Изнурённый философ остановился и отдохнул духом. Вошедшие сменить философа нашли его едва жива. Он опёрся спиною в стену и, выпучив глаза, глядел неподвижно на толкавших его козаков. Его почти вывели и должны были поддерживать во всю дорогу. Пришедши на панский двор, он встряхнулся и велел себе подать кварту горелки. Выпивши её, он пригладил на голове своей волосы и сказал:
– Много на свете всякой дряни водятся. А страхи такие случаются – ну… – При этом философ махнул рукою.
Собравшийся возле него кружок потупил голову, услышав такие слова. Даже небольшой мальчишка, которого вся дворня почитала вправе уполномочивать вместо себя, когда дело шло к тому, чтобы чистить конюшню или таскать воду, даже этот бедный мальчишка тоже разинул рот.
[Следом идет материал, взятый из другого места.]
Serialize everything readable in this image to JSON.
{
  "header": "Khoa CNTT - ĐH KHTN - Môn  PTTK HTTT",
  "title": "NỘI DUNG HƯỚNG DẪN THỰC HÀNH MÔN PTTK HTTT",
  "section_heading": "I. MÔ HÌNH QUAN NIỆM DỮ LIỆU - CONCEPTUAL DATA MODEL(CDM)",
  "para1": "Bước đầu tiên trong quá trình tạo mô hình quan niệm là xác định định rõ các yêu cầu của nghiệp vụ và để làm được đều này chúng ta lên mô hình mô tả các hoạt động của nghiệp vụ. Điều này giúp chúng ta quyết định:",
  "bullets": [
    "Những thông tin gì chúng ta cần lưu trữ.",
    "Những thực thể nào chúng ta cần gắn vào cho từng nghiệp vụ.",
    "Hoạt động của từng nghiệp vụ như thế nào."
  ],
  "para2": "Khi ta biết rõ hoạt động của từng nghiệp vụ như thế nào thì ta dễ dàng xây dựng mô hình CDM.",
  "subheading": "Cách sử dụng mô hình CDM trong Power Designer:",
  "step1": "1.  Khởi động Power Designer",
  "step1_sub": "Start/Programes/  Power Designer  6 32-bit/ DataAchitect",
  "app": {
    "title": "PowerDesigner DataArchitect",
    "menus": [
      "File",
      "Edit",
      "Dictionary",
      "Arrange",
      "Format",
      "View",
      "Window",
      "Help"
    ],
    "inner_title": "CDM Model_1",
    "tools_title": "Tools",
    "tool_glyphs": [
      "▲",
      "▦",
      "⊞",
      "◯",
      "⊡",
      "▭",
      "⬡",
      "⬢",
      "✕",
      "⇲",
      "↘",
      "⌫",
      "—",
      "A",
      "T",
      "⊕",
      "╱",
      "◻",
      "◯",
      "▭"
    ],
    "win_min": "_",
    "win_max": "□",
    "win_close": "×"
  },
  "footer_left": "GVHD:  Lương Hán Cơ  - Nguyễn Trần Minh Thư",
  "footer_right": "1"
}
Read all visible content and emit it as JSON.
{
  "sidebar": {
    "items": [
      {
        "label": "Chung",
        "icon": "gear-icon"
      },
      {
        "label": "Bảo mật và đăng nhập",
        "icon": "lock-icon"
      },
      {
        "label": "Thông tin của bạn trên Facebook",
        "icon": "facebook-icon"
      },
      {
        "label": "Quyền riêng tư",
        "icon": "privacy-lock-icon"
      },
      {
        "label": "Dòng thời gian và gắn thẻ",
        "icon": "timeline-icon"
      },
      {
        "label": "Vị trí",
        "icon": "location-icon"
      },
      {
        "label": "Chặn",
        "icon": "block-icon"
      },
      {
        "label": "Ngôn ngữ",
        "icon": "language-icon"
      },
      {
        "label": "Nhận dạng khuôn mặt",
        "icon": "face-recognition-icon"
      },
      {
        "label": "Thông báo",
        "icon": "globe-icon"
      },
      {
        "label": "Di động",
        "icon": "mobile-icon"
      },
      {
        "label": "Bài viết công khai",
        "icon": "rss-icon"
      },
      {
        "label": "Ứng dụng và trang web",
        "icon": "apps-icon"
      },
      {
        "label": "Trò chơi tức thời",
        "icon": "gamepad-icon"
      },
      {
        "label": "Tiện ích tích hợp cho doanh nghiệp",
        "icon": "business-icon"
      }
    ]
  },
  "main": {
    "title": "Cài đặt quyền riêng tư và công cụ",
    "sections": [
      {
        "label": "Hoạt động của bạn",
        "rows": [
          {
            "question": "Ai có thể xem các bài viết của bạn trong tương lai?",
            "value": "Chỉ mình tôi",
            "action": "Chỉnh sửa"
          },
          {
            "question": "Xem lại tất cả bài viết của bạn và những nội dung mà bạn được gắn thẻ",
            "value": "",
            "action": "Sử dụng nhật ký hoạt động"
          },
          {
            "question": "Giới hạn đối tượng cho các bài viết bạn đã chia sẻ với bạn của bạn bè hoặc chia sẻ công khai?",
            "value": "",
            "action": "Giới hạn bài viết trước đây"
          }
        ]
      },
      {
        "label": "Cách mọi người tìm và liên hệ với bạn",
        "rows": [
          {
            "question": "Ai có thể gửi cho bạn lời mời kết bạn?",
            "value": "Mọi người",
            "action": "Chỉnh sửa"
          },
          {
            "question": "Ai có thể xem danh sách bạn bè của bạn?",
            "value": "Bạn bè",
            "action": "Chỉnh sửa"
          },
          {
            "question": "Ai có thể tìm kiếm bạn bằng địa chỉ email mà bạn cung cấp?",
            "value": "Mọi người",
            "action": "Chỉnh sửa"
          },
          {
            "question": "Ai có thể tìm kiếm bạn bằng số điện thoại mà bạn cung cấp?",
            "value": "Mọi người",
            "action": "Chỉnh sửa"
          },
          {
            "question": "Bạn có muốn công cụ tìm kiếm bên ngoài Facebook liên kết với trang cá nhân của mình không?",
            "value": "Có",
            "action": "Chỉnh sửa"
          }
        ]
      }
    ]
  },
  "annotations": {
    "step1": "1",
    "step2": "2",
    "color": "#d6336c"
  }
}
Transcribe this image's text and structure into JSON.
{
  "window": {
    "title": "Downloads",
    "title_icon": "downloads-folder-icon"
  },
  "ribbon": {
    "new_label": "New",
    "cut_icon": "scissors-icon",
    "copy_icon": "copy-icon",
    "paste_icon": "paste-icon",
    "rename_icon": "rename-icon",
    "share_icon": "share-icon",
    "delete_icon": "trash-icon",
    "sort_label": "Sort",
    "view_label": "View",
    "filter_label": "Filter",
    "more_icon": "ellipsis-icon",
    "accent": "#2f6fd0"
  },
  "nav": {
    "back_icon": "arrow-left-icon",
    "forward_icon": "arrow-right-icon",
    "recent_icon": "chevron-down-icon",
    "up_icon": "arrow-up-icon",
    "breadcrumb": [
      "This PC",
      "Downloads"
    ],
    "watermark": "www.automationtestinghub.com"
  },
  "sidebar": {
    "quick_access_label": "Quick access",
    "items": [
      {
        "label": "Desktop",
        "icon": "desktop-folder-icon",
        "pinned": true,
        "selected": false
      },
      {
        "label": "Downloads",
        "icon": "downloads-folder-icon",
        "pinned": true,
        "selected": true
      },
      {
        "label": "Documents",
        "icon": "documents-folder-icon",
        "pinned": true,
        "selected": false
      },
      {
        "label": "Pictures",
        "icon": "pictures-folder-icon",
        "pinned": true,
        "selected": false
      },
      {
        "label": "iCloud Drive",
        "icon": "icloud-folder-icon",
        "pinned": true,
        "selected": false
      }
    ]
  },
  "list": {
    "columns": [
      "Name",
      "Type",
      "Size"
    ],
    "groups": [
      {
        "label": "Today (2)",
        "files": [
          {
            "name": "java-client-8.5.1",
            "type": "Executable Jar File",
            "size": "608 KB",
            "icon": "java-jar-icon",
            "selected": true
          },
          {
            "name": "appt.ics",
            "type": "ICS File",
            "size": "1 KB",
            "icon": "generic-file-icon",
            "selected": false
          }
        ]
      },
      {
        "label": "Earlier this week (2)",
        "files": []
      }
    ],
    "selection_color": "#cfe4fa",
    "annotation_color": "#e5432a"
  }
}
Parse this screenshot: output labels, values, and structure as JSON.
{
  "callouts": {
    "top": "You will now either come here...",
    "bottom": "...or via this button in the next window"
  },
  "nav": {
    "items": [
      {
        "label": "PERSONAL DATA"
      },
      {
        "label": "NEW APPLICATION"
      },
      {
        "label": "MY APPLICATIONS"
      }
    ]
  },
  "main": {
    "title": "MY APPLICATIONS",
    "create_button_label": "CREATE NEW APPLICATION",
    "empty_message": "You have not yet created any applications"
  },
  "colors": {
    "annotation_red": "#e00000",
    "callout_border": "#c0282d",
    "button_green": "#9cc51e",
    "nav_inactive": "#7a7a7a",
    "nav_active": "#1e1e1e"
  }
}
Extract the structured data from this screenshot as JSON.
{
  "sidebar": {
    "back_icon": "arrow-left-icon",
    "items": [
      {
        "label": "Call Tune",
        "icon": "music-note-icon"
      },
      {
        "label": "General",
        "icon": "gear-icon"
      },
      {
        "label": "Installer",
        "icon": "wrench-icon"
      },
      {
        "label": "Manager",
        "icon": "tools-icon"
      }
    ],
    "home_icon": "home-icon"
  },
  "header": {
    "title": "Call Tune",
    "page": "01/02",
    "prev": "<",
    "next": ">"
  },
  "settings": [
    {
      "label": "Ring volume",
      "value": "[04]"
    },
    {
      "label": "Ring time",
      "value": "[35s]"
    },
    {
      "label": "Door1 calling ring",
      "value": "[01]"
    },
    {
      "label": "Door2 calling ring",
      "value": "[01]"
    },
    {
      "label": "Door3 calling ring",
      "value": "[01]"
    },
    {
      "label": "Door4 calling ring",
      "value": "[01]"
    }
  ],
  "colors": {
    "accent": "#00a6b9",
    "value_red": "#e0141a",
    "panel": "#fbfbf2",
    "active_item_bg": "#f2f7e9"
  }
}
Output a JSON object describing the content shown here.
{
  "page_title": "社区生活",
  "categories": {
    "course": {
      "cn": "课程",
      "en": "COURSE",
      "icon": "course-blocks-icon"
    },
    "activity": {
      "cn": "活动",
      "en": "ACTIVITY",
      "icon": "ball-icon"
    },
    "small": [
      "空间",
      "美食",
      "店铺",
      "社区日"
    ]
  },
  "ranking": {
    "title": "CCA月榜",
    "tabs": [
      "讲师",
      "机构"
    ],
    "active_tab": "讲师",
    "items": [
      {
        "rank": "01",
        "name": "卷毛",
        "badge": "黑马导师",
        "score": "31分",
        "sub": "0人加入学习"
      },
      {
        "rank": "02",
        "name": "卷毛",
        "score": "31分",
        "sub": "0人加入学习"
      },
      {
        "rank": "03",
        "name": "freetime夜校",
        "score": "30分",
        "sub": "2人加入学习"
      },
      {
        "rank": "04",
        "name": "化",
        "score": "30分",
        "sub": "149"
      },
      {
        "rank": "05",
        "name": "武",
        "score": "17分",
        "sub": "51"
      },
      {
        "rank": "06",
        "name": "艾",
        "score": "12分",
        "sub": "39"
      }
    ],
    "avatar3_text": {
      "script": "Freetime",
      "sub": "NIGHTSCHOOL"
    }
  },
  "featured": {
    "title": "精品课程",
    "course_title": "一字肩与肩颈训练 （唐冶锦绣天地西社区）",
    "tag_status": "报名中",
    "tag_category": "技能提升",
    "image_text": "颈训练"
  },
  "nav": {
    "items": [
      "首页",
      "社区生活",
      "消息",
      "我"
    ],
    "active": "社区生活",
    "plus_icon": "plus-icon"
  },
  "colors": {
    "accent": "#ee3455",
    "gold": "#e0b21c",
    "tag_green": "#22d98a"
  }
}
В это время проходила мимо ещё не совсем пожилая бабёнка в плотно обтянутой запаске, выказывавшей её круглый и крепкий стан, помощница старой кухарки, кокетка страшная, которая всегда находила что-нибудь пришпилить к своему очипку: или кусок ленточки, или гвоздику, или даже бумажку, если не было чего-нибудь другого.
– Здравствуй, Хома! – Сказала она, увидев философа. – Ай, ай, ай! Что это с тобою? – вскричала она, всплеснув руками.
– Как что, глупая баба?
– Ах, боже мой! Да ты весь поседел.
– Эге-ге! Да она правду говорит! – произнёс Спирид, всматриваясь в него пристально. – Ты точно поседел, как наш старый Явтух.
Философ, услышавши это, побежал опрометью в кухню, где он заметил прилепленный к стене, обпачканный мухами треугольный кусок зеркала, перед которым были натыканы незабудки, барвинки и даже гирлянда из нагидок, показывавшие назначение его для туалета щеголеватой кокетки. Он с ужасом увидел истину их слов: половина волос его точно побелела.
Повесил голову Хома Брут и предался размышлению.
– Пойду к пану, – сказал он наконец, – расскажу ему всё и объясню, что больше не хочу читать. Пусть отправляет меня сей же час в Киев.
В таких мыслях направил он путь свой к крыльцу панского дома.
Сотник сидел почти неподвижен в своей светлице; та же самая безнадёжная печаль, какую он встретил прежде на его лице, сохранялась в нём и доныне. Щёки его опали только гораздо более прежнего. Заметно было, что он очень мало употреблял пищи или, может быть, даже вовсе не касался её. Необыкновенная бледность придавала ему какую-то каменную неподвижность.
– Здравствуй, небоже, – произнёс он, увидев Хому, остановившегося с шапкою в руках у дверей. – Что, как идёт у тебя? Всё благополучно?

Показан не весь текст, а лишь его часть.